Friday, November 18, 2016

How THP and Kernel Version effects MySQL Stability

During last year , i have faced multiple stall issue. MySQL Service was getting stalled any time, without leaving any clue in any logs. MySQL Service was getting restarted after 15 Minute of stall. We (Me and My Team ) were clueless.

Initially ,we were under impression, we may hit any bug. We gone through all MySQL bug tried multiple options.


1. Moving Redo Logs to magnetic Disk
2. optimizing flushing method/Thread
3. Optimizing all Database (Recreate using mysqldump and restore)

Still no Luck , we were still clueless.

We move forward and tried capturing all information using pt-stalk.

pt-stalk --user= --ask-pass --collect --daemonize --run-time=10 --sleep=10 --cycles=3 –dest= --log=

On Next failure we analyzed and still unable to find RCA. We were under impression that there are some queries which causing this behavior . We changed our focus and try to optimize all possible. Still we were facing random downtime. MySQL got stall and We need to restart as it stops responding.


We used oprofile with pt-stalk which lead us to issues with THP. We also got clue from Oliver's blog post


We disabled THP, one system got stable while anothe was still stalling randonly. We started using perf to get more deep in system calls.


% time     seconds  usecs/call     calls    errors syscall
------ ----------- ----------- --------- --------- ----------------
 70.81 1122.971901       27982     40132     14704 futex
 19.98  316.848873     1460133       217         6 restart_syscall
  5.70   90.315204       52448      1722           io_getevents

It lead us to futex Bug which was in kernel-2.6.32-504. According to Blooger


The impact of this kernel bug is very simple: user processes can deadlock and hang in seemingly impossible situations. A futex wait call (and anything using a futex wait) can stay blocked forever, even though it had been properly woken up by someone.  If you are lucky you may also find soft lockup messages in your dmesg logs.
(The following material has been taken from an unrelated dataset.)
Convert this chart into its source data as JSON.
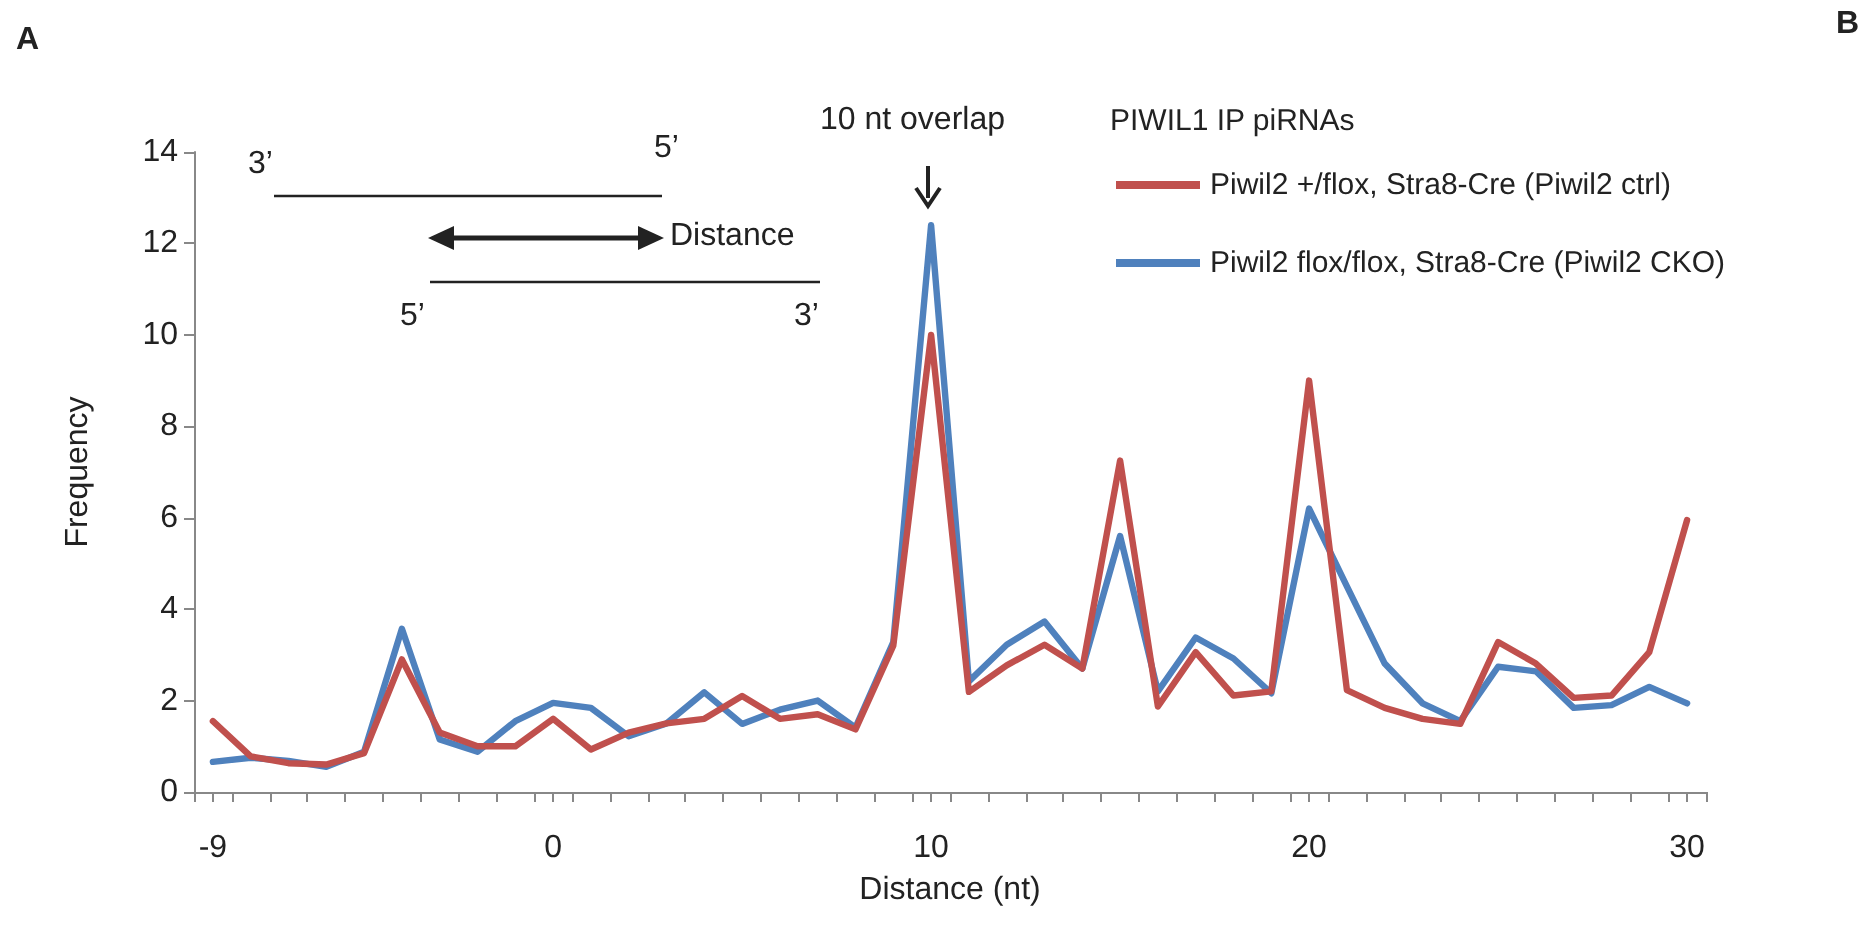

If you are not that lucky (like us, for example), you'll spend a couple of months of someone's time trying to find the fault in your code, when there is nothing there to find.
It was leaving is clueless every time. First we tested same by using strace. Which resumed MySQL process. Later we upgrdaed our Kernel version and MySQL service start working perfectly fine.
Detailed discussion about this bug is available at

https://groups.google.com/forum/#!searchin/mechanical-sympathy/futex/mechanical-sympathy/QbmpZxp6C64/BonaHiVbEmsJ



Learning

1. THP is not good for database.  
2. Linux expertise always for troubleshooting.
3. Start thinking outside of database for troubleshooting(MySQL always doesn't hit Bug :) )